Nos anos 90, Will Smith era uma singularidade em Hollywood. Parecia que fracassar era fisicamente impossível pro cara. Praticamente um Rei Midas moderno — tudo que ele encostava virava ouro. A série "Um Maluco no Pedaço" foi um fenômeno global que até hoje é lembrada com carinho, e sua carreira no cinema foi ainda mais quente. Bad Boys, INDEPENDENCE DAY, MIB: MEN IN BLACK, Inimigo do Estado? Puro dinamite nas bilheterias. Era hit atrás de hit atrás de hit.
Aí, em 1999, a Warner Bros. chega pro Will com uma coisa… diferente. Um filminho esquisito de ficção científica com kung fu e uns papos filosóficos. O Will olhou o roteiro, franziu a sobrancelha e passou longe. Muito esquisito. Muito arriscado. Em vez disso, ele foi na certeza: uma superprodução baseada numa série dos anos 60 que todo mundo amava, Wild Wild West. A Warner então ofereceu o papel de kung fu pra uma estrela bem menos famosa na época — mas um cara que já tinha lidado com cyberbizarrices em Johnny Mnemonic: Keanu Reeves.
E essa, meus caros, é a história de como o Will Smith recusou Matrix… pra fazer Wild Wild West. Uma decisão que ele até hoje diz ser o maior arrependimento da carreira. O resto, como dizem, é história. Matrix reinventou o cinema e virou um dos filmes mais influentes de todos os tempos. Wild Wild West? Bom, aquilo foi… um acidente de trem (literalmente, tem trens steampunk no meio e tudo.)
Então a questão que cabe ser feita é... será que Wild Wild West é realmente o lixão radioativo que dizem? E já adianto que a resposta curta é não. Porque é MUITO, mas MUITO pior.
O que nos leva a uma questão mais interessante ainda: como?! Quer dizer, olha só o que Wild Wild West tinha a seu favor:
- Will Smith no auge do seu rolo compressor cinematográfico;
- Kevin Kline, que já tinha um Oscar na prateleira a essa altura;
- Kenneth Branagh no modo full vilão de James Bond numa atuação caricata e claramente se divertindo muito em seu absurdo;
- Efeitos visuais maneiros (pra época, CGI ainda impressionava)
- Uma estética steampunk completa, com ciborgues, gadgets … e já falei…
- UMA ARANHA MECÂNICA GIGANTE.
- Salma Hayek em figurinos elaborados (e muitas vezes… estratégicamente reveladores)

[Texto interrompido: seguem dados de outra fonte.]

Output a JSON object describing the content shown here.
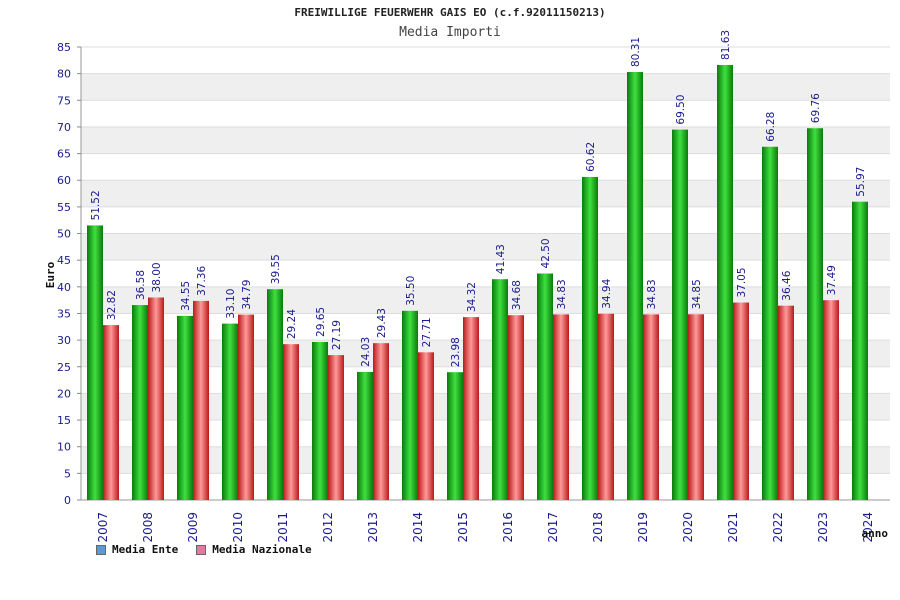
{
  "header": {
    "title": "FREIWILLIGE FEUERWEHR GAIS EO (c.f.92011150213)",
    "subtitle": "Media Importi"
  },
  "legend": {
    "items": [
      {
        "label": "Media Ente",
        "color": "#5b9bd5"
      },
      {
        "label": "Media Nazionale",
        "color": "#e07aa0"
      }
    ]
  },
  "colors": {
    "ente_bar": "#16b016",
    "nazionale_bar": "#e23a3a",
    "label_text": "#1a1a8c",
    "tick_text": "#1a1a8c"
  },
  "chart_data": {
    "type": "bar",
    "title": "Media Importi",
    "xlabel": "anno",
    "ylabel": "Euro",
    "ylim": [
      0,
      85
    ],
    "ytick_step": 5,
    "grid": true,
    "legend_position": "bottom-left",
    "categories": [
      "2007",
      "2008",
      "2009",
      "2010",
      "2011",
      "2012",
      "2013",
      "2014",
      "2015",
      "2016",
      "2017",
      "2018",
      "2019",
      "2020",
      "2021",
      "2022",
      "2023",
      "2024"
    ],
    "series": [
      {
        "name": "Media Ente",
        "values": [
          51.52,
          36.58,
          34.55,
          33.1,
          39.55,
          29.65,
          24.03,
          35.5,
          23.98,
          41.43,
          42.5,
          60.62,
          80.31,
          69.5,
          81.63,
          66.28,
          69.76,
          55.97
        ],
        "labels": [
          "51.52",
          "36.58",
          "34.55",
          "33.10",
          "39.55",
          "29.65",
          "24.03",
          "35.50",
          "23.98",
          "41.43",
          "42.50",
          "60.62",
          "80.31",
          "69.50",
          "81.63",
          "66.28",
          "69.76",
          "55.97"
        ]
      },
      {
        "name": "Media Nazionale",
        "values": [
          32.82,
          38.0,
          37.36,
          34.79,
          29.24,
          27.19,
          29.43,
          27.71,
          34.32,
          34.68,
          34.83,
          34.94,
          34.83,
          34.85,
          37.05,
          36.46,
          37.49,
          null
        ],
        "labels": [
          "32.82",
          "38.00",
          "37.36",
          "34.79",
          "29.24",
          "27.19",
          "29.43",
          "27.71",
          "34.32",
          "34.68",
          "34.83",
          "34.94",
          "34.83",
          "34.85",
          "37.05",
          "36.46",
          "37.49",
          ""
        ]
      }
    ]
  }
}
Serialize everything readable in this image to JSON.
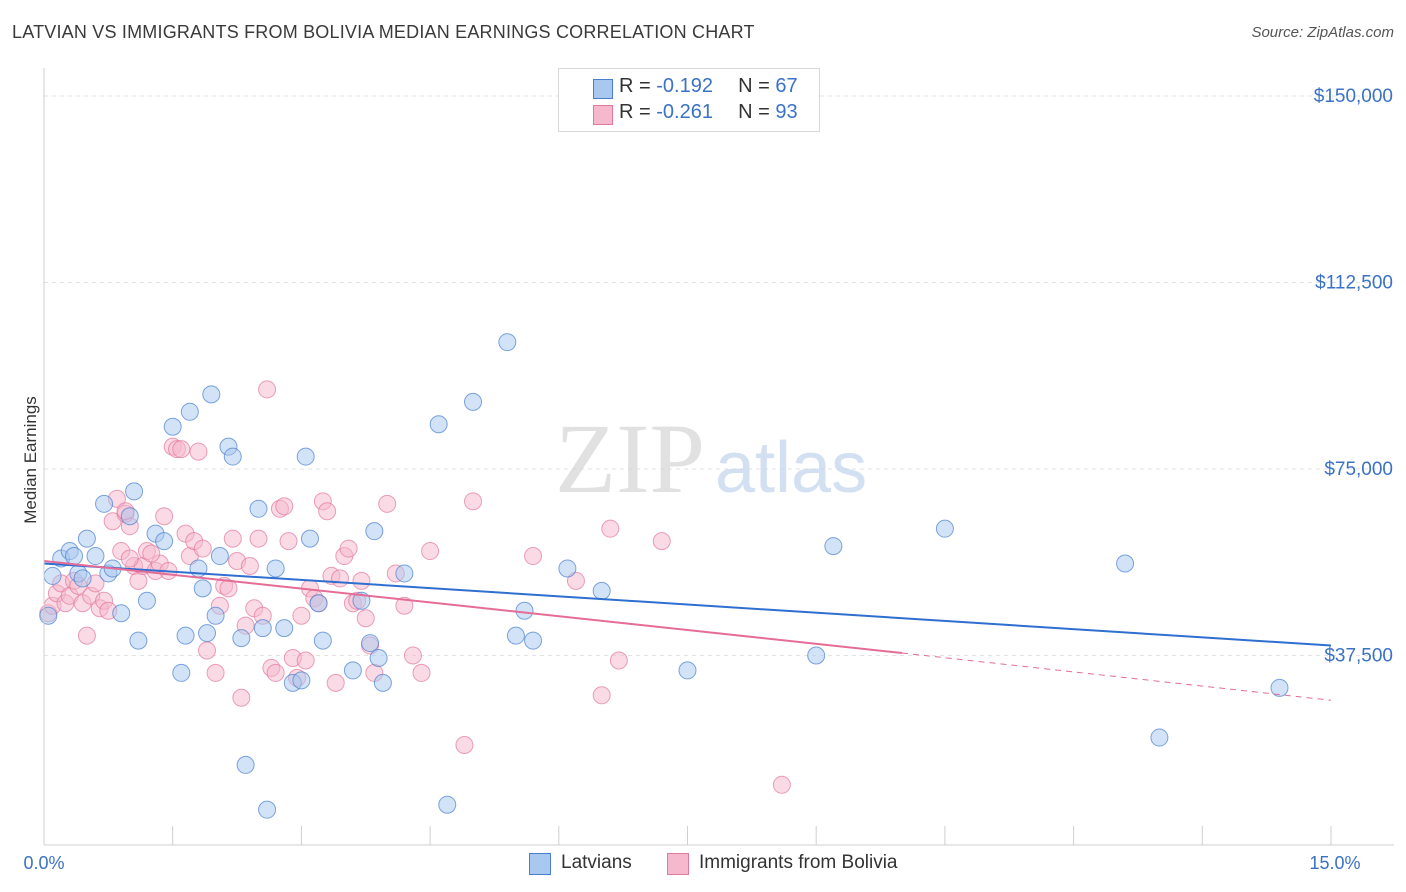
{
  "header": {
    "title": "LATVIAN VS IMMIGRANTS FROM BOLIVIA MEDIAN EARNINGS CORRELATION CHART",
    "source": "Source: ZipAtlas.com"
  },
  "colors": {
    "latvians_fill": "#a8c8f0",
    "latvians_stroke": "#4a7fd0",
    "latvians_line": "#2f6fcf",
    "bolivia_fill": "#f6b8cc",
    "bolivia_stroke": "#e3779c",
    "bolivia_line": "#e46c97",
    "axis_label": "#3a72c6",
    "grid": "#e2e2e2"
  },
  "stats": [
    {
      "r_label": "R = ",
      "r_value": "-0.192",
      "n_label": "N = ",
      "n_value": "67"
    },
    {
      "r_label": "R = ",
      "r_value": "-0.261",
      "n_label": "N = ",
      "n_value": "93"
    }
  ],
  "watermark": {
    "zip": "ZIP",
    "atlas": "atlas"
  },
  "chart_data": {
    "type": "scatter",
    "title": "LATVIAN VS IMMIGRANTS FROM BOLIVIA MEDIAN EARNINGS CORRELATION CHART",
    "xlabel": "",
    "ylabel": "Median Earnings",
    "xlim": [
      0,
      15
    ],
    "ylim": [
      0,
      150000
    ],
    "x_tick_labels": [
      "0.0%",
      "15.0%"
    ],
    "y_ticks": [
      37500,
      75000,
      112500,
      150000
    ],
    "y_tick_labels": [
      "$37,500",
      "$75,000",
      "$112,500",
      "$150,000"
    ],
    "grid": true,
    "legend_position": "bottom-center",
    "series": [
      {
        "name": "Latvians",
        "r": -0.192,
        "n": 67,
        "trend": {
          "x": [
            0,
            15
          ],
          "y": [
            56000,
            39500
          ]
        },
        "points": [
          [
            0.1,
            53500
          ],
          [
            0.2,
            57000
          ],
          [
            0.3,
            58500
          ],
          [
            0.35,
            57500
          ],
          [
            0.4,
            54000
          ],
          [
            0.45,
            53000
          ],
          [
            0.5,
            61000
          ],
          [
            0.6,
            57500
          ],
          [
            0.7,
            68000
          ],
          [
            0.75,
            54000
          ],
          [
            0.8,
            55000
          ],
          [
            0.9,
            46000
          ],
          [
            1.0,
            65500
          ],
          [
            1.05,
            70500
          ],
          [
            1.1,
            40500
          ],
          [
            1.2,
            48500
          ],
          [
            1.3,
            62000
          ],
          [
            1.4,
            60500
          ],
          [
            1.5,
            83500
          ],
          [
            1.6,
            34000
          ],
          [
            1.65,
            41500
          ],
          [
            1.7,
            86500
          ],
          [
            1.8,
            55000
          ],
          [
            1.85,
            51000
          ],
          [
            1.9,
            42000
          ],
          [
            1.95,
            90000
          ],
          [
            2.0,
            45500
          ],
          [
            2.05,
            57500
          ],
          [
            2.15,
            79500
          ],
          [
            2.2,
            77500
          ],
          [
            2.3,
            41000
          ],
          [
            2.35,
            15500
          ],
          [
            2.5,
            67000
          ],
          [
            2.55,
            43000
          ],
          [
            2.6,
            6500
          ],
          [
            2.7,
            55000
          ],
          [
            2.8,
            43000
          ],
          [
            2.9,
            32000
          ],
          [
            3.0,
            32500
          ],
          [
            3.05,
            77500
          ],
          [
            3.1,
            61000
          ],
          [
            3.2,
            48000
          ],
          [
            3.25,
            40500
          ],
          [
            3.6,
            34500
          ],
          [
            3.7,
            48500
          ],
          [
            3.8,
            40000
          ],
          [
            3.85,
            62500
          ],
          [
            3.9,
            37000
          ],
          [
            3.95,
            32000
          ],
          [
            4.2,
            54000
          ],
          [
            4.6,
            84000
          ],
          [
            4.7,
            7500
          ],
          [
            5.0,
            88500
          ],
          [
            5.4,
            100500
          ],
          [
            5.5,
            41500
          ],
          [
            5.6,
            46500
          ],
          [
            5.7,
            40500
          ],
          [
            6.1,
            55000
          ],
          [
            6.5,
            50500
          ],
          [
            7.5,
            34500
          ],
          [
            9.0,
            37500
          ],
          [
            9.2,
            59500
          ],
          [
            10.5,
            63000
          ],
          [
            12.6,
            56000
          ],
          [
            13.0,
            21000
          ],
          [
            14.4,
            31000
          ],
          [
            0.05,
            45500
          ]
        ]
      },
      {
        "name": "Immigrants from Bolivia",
        "r": -0.261,
        "n": 93,
        "trend": {
          "x": [
            0,
            10
          ],
          "y": [
            56500,
            38000
          ]
        },
        "trend_dashed": {
          "x": [
            10,
            15
          ],
          "y": [
            38000,
            28500
          ]
        },
        "points": [
          [
            0.05,
            46000
          ],
          [
            0.1,
            47500
          ],
          [
            0.15,
            50000
          ],
          [
            0.2,
            52000
          ],
          [
            0.25,
            48000
          ],
          [
            0.3,
            49500
          ],
          [
            0.35,
            52500
          ],
          [
            0.4,
            51500
          ],
          [
            0.45,
            48000
          ],
          [
            0.5,
            41500
          ],
          [
            0.55,
            49500
          ],
          [
            0.6,
            52000
          ],
          [
            0.65,
            47000
          ],
          [
            0.7,
            48500
          ],
          [
            0.75,
            46500
          ],
          [
            0.8,
            64500
          ],
          [
            0.85,
            69000
          ],
          [
            0.9,
            58500
          ],
          [
            0.95,
            66000
          ],
          [
            1.0,
            63500
          ],
          [
            1.05,
            55500
          ],
          [
            1.1,
            52500
          ],
          [
            1.15,
            55500
          ],
          [
            1.2,
            58500
          ],
          [
            1.3,
            54500
          ],
          [
            1.35,
            56000
          ],
          [
            1.4,
            65500
          ],
          [
            1.45,
            54500
          ],
          [
            1.5,
            79500
          ],
          [
            1.55,
            79000
          ],
          [
            1.6,
            79000
          ],
          [
            1.65,
            62000
          ],
          [
            1.7,
            57500
          ],
          [
            1.75,
            60500
          ],
          [
            1.8,
            78500
          ],
          [
            1.85,
            59000
          ],
          [
            1.9,
            38500
          ],
          [
            2.0,
            34000
          ],
          [
            2.05,
            47500
          ],
          [
            2.1,
            51500
          ],
          [
            2.15,
            51000
          ],
          [
            2.2,
            61000
          ],
          [
            2.25,
            56500
          ],
          [
            2.3,
            29000
          ],
          [
            2.35,
            43500
          ],
          [
            2.4,
            55500
          ],
          [
            2.45,
            47000
          ],
          [
            2.5,
            61000
          ],
          [
            2.55,
            45500
          ],
          [
            2.6,
            91000
          ],
          [
            2.65,
            35000
          ],
          [
            2.7,
            34000
          ],
          [
            2.75,
            67000
          ],
          [
            2.8,
            67500
          ],
          [
            2.85,
            60500
          ],
          [
            2.9,
            37000
          ],
          [
            3.0,
            45500
          ],
          [
            3.05,
            36500
          ],
          [
            3.1,
            51000
          ],
          [
            3.15,
            49000
          ],
          [
            3.2,
            48000
          ],
          [
            3.25,
            68500
          ],
          [
            3.3,
            66500
          ],
          [
            3.35,
            53500
          ],
          [
            3.4,
            32000
          ],
          [
            3.45,
            53000
          ],
          [
            3.5,
            57500
          ],
          [
            3.55,
            59000
          ],
          [
            3.6,
            48000
          ],
          [
            3.65,
            48500
          ],
          [
            3.7,
            52500
          ],
          [
            3.75,
            45000
          ],
          [
            3.8,
            39500
          ],
          [
            3.85,
            34000
          ],
          [
            4.0,
            68000
          ],
          [
            4.1,
            54000
          ],
          [
            4.2,
            47500
          ],
          [
            4.3,
            37500
          ],
          [
            4.4,
            34000
          ],
          [
            4.5,
            58500
          ],
          [
            4.9,
            19500
          ],
          [
            5.0,
            68500
          ],
          [
            5.7,
            57500
          ],
          [
            6.2,
            52500
          ],
          [
            6.5,
            29500
          ],
          [
            6.6,
            63000
          ],
          [
            6.7,
            36500
          ],
          [
            7.2,
            60500
          ],
          [
            8.6,
            11500
          ],
          [
            0.95,
            66500
          ],
          [
            1.0,
            57000
          ],
          [
            1.25,
            58000
          ],
          [
            2.95,
            33000
          ]
        ]
      }
    ]
  },
  "legend": [
    {
      "label": "Latvians"
    },
    {
      "label": "Immigrants from Bolivia"
    }
  ]
}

- Barry Sonnenfeld na direção — recém-saído de MIB: MEN IN BLACK, claramente confortável com o genero de ação-blockbuster comédia;
No papel, tinha tudo pra ser uma superprodução gloriosa. E pra completar, nem era baseada em ideia aleatória de guardanapo. Não! Wild Wild West era originalmente uma série de TV (1965-1969), criada por Michael Garrison quando os faroestes já estavam perdendo espaço pra espiões da Guerra Fria, foi vendida como "James Bond a cavalo". Se não podia vencer… por que não juntar os dois? E deu certo! A série virou um cult. Tinha gadgets, charme, espionagem, esquisitices vitorianas — tudo num coquetel proto-steampunk décadas antes do termo existir.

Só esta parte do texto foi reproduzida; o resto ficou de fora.